22 Испанская писательница предложила совершенно неожиданный для Западной Европы 80-х годов XIX столетия подход к определению национального своеобразия русской литературы. Его отличительной чертой является перенос центра внимания с внутреннего достоинства самих произведений на проблему отражения в русском романе общественной борьбы в России. Благодаря своим русским знакомым Пардо Басан первой в Европе обратила внимание на непосредственную причинно-следственную связь между русской литературой и набиравшим силу революционным движением в России. Писательница ставила перед собой задачу проследить формы отражения исторического развития и социальных идей в современном русском романе и при этом не упустить из виду, что «по венам русской литературы текут социалистические и коммунистические идеи» (р. 102). Более того, романы русских писателей, с ее точки зрения, и отражали предреволюционную ситуацию в России, и участвовали в ее формировании.

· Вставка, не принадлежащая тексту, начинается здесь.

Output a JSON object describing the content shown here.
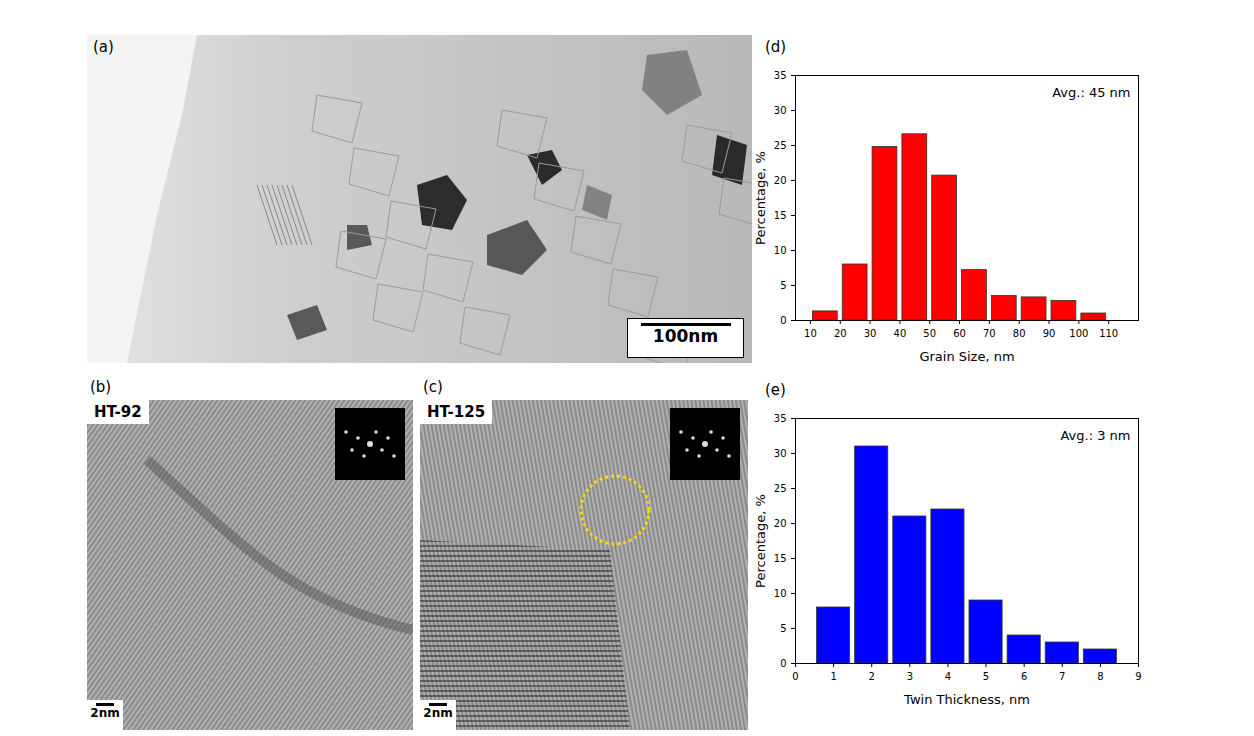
{
  "images": [
    {
      "label": "(a)",
      "scale_bar": "100nm"
    },
    {
      "label": "(b)",
      "sample": "HT-92",
      "scale_bar": "2nm"
    },
    {
      "label": "(c)",
      "sample": "HT-125",
      "scale_bar": "2nm"
    }
  ],
  "chart_data": [
    {
      "type": "histogram",
      "title": "(d)",
      "x_label": "Grain Size, nm",
      "y_label": "Percentage, %",
      "bins": [
        10,
        20,
        30,
        40,
        50,
        60,
        70,
        80,
        90,
        100,
        110
      ],
      "values": [
        1.3,
        8,
        24.8,
        26.6,
        20.7,
        7.2,
        3.5,
        3.3,
        2.8,
        1.0
      ],
      "color": "#ff0000",
      "xlim": [
        5,
        120
      ],
      "xticks": [
        10,
        20,
        30,
        40,
        50,
        60,
        70,
        80,
        90,
        100,
        110
      ],
      "ylim": [
        0,
        35
      ],
      "yticks": [
        0,
        5,
        10,
        15,
        20,
        25,
        30,
        35
      ],
      "annotations": [
        "Avg.: 45 nm"
      ]
    },
    {
      "type": "histogram",
      "title": "(e)",
      "x_label": "Twin Thickness, nm",
      "y_label": "Percentage, %",
      "bins": [
        0.5,
        1.5,
        2.5,
        3.5,
        4.5,
        5.5,
        6.5,
        7.5,
        8.5
      ],
      "values": [
        8,
        31,
        21,
        22,
        9,
        4,
        3,
        2
      ],
      "color": "#0000ff",
      "xlim": [
        0,
        9
      ],
      "xticks": [
        0,
        1,
        2,
        3,
        4,
        5,
        6,
        7,
        8,
        9
      ],
      "ylim": [
        0,
        35
      ],
      "yticks": [
        0,
        5,
        10,
        15,
        20,
        25,
        30,
        35
      ],
      "annotations": [
        "Avg.: 3 nm"
      ]
    }
  ]
}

23 Таков в концентрированном виде взгляд Пардо Басан на национальное своеобразие русской литературы. При этом как литература, так и «революция» вызывали у нее, представителя западной цивилизации, двойственное чувство: неподдельного восхищения и тревоги.
24 Можно лишь удивляться тому, что при всем многообразии подходов и оценок как классического русского романа второй половины XIX столетия, так и русской литературы в целом, ее периодизации и эстетических особенностей, судя по всему в осмыслении национального ее своеобразия исследователи во многом сохраняли верность двум ярким концепциям, двум «текстам-архетипам» (именно «архетипам», поскольку книга «Революция и роман в России» Пардо Басан, строго говоря, не является «источником»), одна из которых возникла в полемике с позитивизмом и натурализмом, а вторая, в свою очередь, полемична по отношению к первой. В то же время очевидно, что сочинение Пардо Басан во многом уступает книге Вогюэ, выдающемуся литературному манифесту XIX века, как глубиной постановки вопросов, так и влиянием на умы нескольких поколений интеллектуалов и любителей литературы во многих странах мира. Однако столь же очевидно, что в России ее имя также не должно быть забыто.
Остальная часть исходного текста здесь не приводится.